What Is A Class Action Suit?
A class action law suit is an exception to the usual rule of lawsuits. Learn why and how they are filed as well as, what they mean.
A class action suit is an exception to the usual rule of lawsuits. It is a lawsuit in which the court permits one plaintiff or a small number of plaintiffs to maintain on behalf of everyone who has been harmed as a result of what the defendant did. In most cases, everyone who will be affected by a decision must be notified that an action has been started. They must then be given an opportunity to appear and present their side of the case. This is a very important basic right because everything decided in a legal action is binding on all parties involved.
When the appeals are over, any issue brought up in the case are settled.

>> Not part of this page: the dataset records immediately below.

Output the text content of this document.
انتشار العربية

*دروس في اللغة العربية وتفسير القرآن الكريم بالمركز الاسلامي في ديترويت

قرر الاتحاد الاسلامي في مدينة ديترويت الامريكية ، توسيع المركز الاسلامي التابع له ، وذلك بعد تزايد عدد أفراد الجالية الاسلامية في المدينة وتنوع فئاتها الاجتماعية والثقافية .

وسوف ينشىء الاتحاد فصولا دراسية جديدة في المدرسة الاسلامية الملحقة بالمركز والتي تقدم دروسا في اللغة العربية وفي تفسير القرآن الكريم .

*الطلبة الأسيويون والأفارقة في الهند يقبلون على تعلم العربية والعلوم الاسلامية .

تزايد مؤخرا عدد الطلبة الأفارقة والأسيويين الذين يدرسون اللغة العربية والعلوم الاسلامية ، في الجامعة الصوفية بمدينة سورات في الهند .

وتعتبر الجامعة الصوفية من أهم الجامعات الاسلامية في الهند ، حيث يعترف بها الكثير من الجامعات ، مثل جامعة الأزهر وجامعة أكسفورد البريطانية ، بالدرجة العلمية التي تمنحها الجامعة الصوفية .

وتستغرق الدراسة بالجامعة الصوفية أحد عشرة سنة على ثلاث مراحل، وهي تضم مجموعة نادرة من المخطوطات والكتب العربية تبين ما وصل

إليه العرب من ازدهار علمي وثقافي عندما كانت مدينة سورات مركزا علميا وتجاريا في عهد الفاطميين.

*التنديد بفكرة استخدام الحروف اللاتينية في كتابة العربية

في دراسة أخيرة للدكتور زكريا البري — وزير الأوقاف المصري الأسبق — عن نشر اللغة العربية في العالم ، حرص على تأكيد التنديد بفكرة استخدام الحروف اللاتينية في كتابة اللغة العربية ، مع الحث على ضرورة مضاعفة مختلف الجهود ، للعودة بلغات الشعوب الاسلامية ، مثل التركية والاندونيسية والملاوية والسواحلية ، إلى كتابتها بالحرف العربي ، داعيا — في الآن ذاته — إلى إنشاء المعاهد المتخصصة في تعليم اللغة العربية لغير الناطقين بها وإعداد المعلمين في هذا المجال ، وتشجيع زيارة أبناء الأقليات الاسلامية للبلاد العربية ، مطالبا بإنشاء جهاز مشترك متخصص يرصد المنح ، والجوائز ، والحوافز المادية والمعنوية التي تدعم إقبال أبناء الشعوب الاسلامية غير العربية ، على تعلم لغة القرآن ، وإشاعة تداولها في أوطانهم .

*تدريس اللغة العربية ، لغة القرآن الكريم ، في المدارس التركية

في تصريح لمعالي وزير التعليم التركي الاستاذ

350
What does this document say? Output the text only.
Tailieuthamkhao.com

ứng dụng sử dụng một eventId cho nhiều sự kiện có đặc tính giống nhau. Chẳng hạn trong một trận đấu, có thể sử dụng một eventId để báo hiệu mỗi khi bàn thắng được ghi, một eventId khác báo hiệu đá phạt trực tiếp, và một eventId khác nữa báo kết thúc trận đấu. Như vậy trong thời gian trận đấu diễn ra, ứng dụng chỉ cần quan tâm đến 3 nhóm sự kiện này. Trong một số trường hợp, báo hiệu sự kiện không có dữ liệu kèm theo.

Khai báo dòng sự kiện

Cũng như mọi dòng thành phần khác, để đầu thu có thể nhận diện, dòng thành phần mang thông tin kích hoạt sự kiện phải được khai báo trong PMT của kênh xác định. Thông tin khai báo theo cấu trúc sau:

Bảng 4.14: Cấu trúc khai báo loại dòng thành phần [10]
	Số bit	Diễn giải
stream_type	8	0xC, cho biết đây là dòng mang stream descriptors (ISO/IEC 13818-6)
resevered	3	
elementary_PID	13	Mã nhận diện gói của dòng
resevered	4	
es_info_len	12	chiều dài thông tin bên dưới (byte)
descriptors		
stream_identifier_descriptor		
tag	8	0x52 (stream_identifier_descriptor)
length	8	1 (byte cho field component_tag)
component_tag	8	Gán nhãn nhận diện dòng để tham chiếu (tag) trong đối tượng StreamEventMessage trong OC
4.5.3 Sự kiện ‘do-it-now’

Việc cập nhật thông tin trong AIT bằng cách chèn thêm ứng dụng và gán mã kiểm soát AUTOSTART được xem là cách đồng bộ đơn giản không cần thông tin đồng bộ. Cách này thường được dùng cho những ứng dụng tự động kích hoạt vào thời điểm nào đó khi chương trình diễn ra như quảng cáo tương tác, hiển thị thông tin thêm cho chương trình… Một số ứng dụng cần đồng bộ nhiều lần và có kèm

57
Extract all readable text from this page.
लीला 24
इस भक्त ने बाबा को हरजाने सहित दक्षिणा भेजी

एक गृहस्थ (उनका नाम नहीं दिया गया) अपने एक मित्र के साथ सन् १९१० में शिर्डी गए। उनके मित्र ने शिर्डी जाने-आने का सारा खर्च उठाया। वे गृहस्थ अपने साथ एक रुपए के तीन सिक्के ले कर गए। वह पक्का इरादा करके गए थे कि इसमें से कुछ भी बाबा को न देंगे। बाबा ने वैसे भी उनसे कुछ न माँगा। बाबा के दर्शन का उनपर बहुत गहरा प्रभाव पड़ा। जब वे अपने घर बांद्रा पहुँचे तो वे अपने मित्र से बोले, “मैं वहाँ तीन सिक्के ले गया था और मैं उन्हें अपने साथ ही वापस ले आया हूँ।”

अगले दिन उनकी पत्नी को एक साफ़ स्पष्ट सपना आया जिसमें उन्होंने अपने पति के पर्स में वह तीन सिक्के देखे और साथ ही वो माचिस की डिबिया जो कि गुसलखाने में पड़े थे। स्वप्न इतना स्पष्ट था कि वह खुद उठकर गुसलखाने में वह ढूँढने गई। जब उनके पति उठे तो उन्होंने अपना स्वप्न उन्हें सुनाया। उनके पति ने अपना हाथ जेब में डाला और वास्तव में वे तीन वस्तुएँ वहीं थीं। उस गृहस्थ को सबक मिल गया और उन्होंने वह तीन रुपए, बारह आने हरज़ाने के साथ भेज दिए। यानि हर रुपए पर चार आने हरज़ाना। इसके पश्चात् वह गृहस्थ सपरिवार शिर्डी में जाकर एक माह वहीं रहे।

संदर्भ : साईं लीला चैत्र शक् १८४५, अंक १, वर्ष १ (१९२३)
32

None of the parties involved can reargue one of the questions in any future lawsuit. If the court chooses and agrees to consider the plaintiff as a class action, the entire group is bound by the decision. It is the courts decision as to who is in the class and all parties who fit that description must accept the final decision whether they appear in the lawsuit or not. In a class action suit, even a party who did not know about the lawsuit is bound by the decision.
This is an exception to the general rule and there is a very important reason for this exception. In a class action the rights of people who otherwise have no legal remedy are protected. Especially when each person involved might have a small claim against the defendant. In a class action suit, it is not always the person starting the lawsuit who represents a class. Defendants can be treated as a class, just as well as plaintiffs.